In offset lithography, a printable image is present on a printing member as a pattern of ink-accepting (oleophilic) and ink-rejecting (oleophobic) surface areas. Once applied to these areas, ink can be efficiently transferred to a recording medium in the imagewise pattern with substantial fidelity. Dry printing systems utilize printing members whose ink-repellent portions are sufficiently phobic to ink as to permit its direct application. In a wet lithographic system, the non-image areas are hydrophilic, and the necessary ink-repellency is provided by an initial application of a dampening fluid to the plate prior to inking. The dampening fluid prevents ink from adhering to the non-image areas, but does not affect the oleophilic character of the image areas. Ink applied uniformly to the printing member is transferred to the recording medium only in the imagewise pattern. Typically, the printing member first makes contact with a compliant intermediate surface called a blanket cylinder which, in turn, applies the image to the paper or other recording medium. In typical sheet-fed press systems, the recording medium is pinned to an impression cylinder, which brings it into contact with the blanket cylinder.

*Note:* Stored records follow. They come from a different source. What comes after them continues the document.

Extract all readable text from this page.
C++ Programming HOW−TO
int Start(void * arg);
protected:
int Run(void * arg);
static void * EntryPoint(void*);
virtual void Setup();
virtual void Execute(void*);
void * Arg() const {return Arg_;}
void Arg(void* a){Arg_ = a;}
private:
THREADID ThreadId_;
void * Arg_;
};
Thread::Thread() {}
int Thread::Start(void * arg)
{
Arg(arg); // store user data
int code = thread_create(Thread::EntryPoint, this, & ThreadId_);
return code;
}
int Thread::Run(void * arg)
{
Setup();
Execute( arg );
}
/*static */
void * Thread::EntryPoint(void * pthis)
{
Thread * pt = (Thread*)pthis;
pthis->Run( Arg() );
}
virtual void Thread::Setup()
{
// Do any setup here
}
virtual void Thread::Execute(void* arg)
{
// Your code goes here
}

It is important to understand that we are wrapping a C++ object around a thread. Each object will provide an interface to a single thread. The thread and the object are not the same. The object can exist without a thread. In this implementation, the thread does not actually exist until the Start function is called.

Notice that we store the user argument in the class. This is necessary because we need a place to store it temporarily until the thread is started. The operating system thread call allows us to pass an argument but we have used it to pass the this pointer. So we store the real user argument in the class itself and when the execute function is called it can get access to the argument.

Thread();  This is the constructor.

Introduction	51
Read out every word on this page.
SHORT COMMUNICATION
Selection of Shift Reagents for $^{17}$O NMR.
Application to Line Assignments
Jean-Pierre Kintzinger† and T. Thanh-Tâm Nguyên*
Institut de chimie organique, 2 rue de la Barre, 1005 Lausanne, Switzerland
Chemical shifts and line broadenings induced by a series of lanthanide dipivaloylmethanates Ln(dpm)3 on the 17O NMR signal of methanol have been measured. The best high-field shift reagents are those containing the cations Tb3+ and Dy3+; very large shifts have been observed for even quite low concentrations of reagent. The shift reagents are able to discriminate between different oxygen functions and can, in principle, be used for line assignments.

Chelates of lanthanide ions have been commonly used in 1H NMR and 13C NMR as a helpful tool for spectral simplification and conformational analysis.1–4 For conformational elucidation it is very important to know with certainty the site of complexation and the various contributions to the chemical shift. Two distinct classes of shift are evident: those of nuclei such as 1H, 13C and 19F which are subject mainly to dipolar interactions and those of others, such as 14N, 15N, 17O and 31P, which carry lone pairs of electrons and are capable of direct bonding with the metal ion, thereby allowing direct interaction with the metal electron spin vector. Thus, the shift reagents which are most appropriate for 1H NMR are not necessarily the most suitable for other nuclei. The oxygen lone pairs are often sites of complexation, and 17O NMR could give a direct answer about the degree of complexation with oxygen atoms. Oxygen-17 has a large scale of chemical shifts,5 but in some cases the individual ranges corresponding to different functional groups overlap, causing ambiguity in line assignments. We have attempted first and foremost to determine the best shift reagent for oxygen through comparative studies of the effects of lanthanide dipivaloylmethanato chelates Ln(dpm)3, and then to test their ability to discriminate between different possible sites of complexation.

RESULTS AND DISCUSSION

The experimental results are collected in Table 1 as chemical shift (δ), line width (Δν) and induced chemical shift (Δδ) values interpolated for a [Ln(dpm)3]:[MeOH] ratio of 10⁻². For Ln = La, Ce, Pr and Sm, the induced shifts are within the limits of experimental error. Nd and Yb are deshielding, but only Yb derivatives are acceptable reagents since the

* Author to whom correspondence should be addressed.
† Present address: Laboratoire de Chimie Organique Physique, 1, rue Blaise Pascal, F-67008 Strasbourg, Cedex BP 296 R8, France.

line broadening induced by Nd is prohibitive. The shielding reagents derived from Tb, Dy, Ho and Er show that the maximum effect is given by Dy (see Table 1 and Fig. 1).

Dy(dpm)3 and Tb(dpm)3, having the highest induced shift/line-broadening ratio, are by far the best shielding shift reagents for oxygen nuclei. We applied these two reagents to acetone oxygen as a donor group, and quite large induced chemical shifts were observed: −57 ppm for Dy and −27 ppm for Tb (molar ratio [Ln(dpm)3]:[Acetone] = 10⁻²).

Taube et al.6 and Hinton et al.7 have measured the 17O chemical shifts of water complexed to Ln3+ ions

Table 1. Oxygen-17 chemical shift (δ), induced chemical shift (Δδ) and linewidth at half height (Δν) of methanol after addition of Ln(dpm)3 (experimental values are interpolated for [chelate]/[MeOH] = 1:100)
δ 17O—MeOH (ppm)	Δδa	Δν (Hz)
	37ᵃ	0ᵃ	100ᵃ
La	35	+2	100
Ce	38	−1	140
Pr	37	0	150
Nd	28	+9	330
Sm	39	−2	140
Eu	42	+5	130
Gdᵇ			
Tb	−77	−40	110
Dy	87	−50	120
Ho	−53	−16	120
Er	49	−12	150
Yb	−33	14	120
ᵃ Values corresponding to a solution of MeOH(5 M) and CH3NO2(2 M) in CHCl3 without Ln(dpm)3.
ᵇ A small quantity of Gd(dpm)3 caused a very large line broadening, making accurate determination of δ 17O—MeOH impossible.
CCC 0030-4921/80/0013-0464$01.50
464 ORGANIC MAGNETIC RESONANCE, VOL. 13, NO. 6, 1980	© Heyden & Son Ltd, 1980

To circumvent the cumbersome photographic development, plate-mounting, and plate-registration operations that typify traditional printing technologies, practitioners have developed electronic alternatives that store the imagewise pattern in digital form and impress the pattern directly onto the plate. Plate-imaging devices amenable to computer control include various forms of lasers.
Current laser-based lithographic systems frequently rely on removal of an energy-absorbing layer from the lithographic plate to create an image. Exposure to laser radiation may, for example, cause ablation—i.e., catastrophic overheating—of the ablated layer in order to facilitate its removal. Because ablation produces airborne debris, ablation-type plates must be designed with imaging byproducts in mind; for example, the plate may be designed so as to trap ablation debris between layers, at least one of which is not removed until after imaging is complete.
Dry plates, which utilize an oleophobic topmost layer of fluoropolymer or, more commonly, silicone (polydiorganosiloxane), exhibit excellent debris-trapping properties because the topmost layer is tough and rubbery; ablation debris generated thereunder remains confined as the silicone or fluoropolymer does not itself ablate. Where imaged, the underlying layer is destroyed or de-anchored from the topmost layer. A common three-layer plate, for example, is made ready for press use by image-wise exposure to imaging (e.g., infrared or “IR”) radiation that causes ablation of all or part of the central layer, leaving the topmost layer de-anchored in the exposed areas. Subsequently, the de-anchored overlying layer and the central layer are removed (at least partially) by a post-imaging cleaning process—e.g., rubbing of the plate with or without a cleaning liquid—to reveal the third layer (typically an oleophilic polymer, such as polyester).
Ablation debris remaining in the newly formed gap between layers includes pyrolytic remnants of the imaging layer, as well as fragments of the overlying and underlying layers. Although these layers are not ablated in the bulk sense—i.e., ablation is limited to the interfacial areas near the imaging layer—they do shed material in response to the heat generated by pyrolysis of the imaging layer. Silicone debris can be particularly resistant to removal. In many printing systems, application of the ink itself (during the print “make-ready” process, which involves several preliminary cycles of inking and printing) removes any debris that persisted through the cleaning step.
This is possible, however, only if the ink contains a solvent capable of entraining or at least partially dissolving the debris. Many inks in current use are solventless inks, such as those curable by ultraviolet (“UV”) radiation. UV-curable inks are considered “100% solid systems” in that they contain only pigment and acrylic monomers; although they are not dry (having, instead, a paste-like viscosity), they do not contain solvents. A typical UV-curable waterless ink may consist of blue pigment 16%, carbon black 4%, epoxy acrylate resin 30%, fatty acid modified epoxy acrylate 25%, monomer viscosity modifier 8%, benzophenone initiator 8%, co-initiator 3%, photosynergist 4% and wax 2%.
Such inks, unfortunately, do not contribute to plate cleaning. A press operator will complain of “poor ink-up”: the exposed regions of the plate are slow to accept ink due to remnant silicone. Thus, there is a need for a cleaning regimen that accommodates solventless inks, but which does not impose undesirable environmental consequences, inconvenience or expense.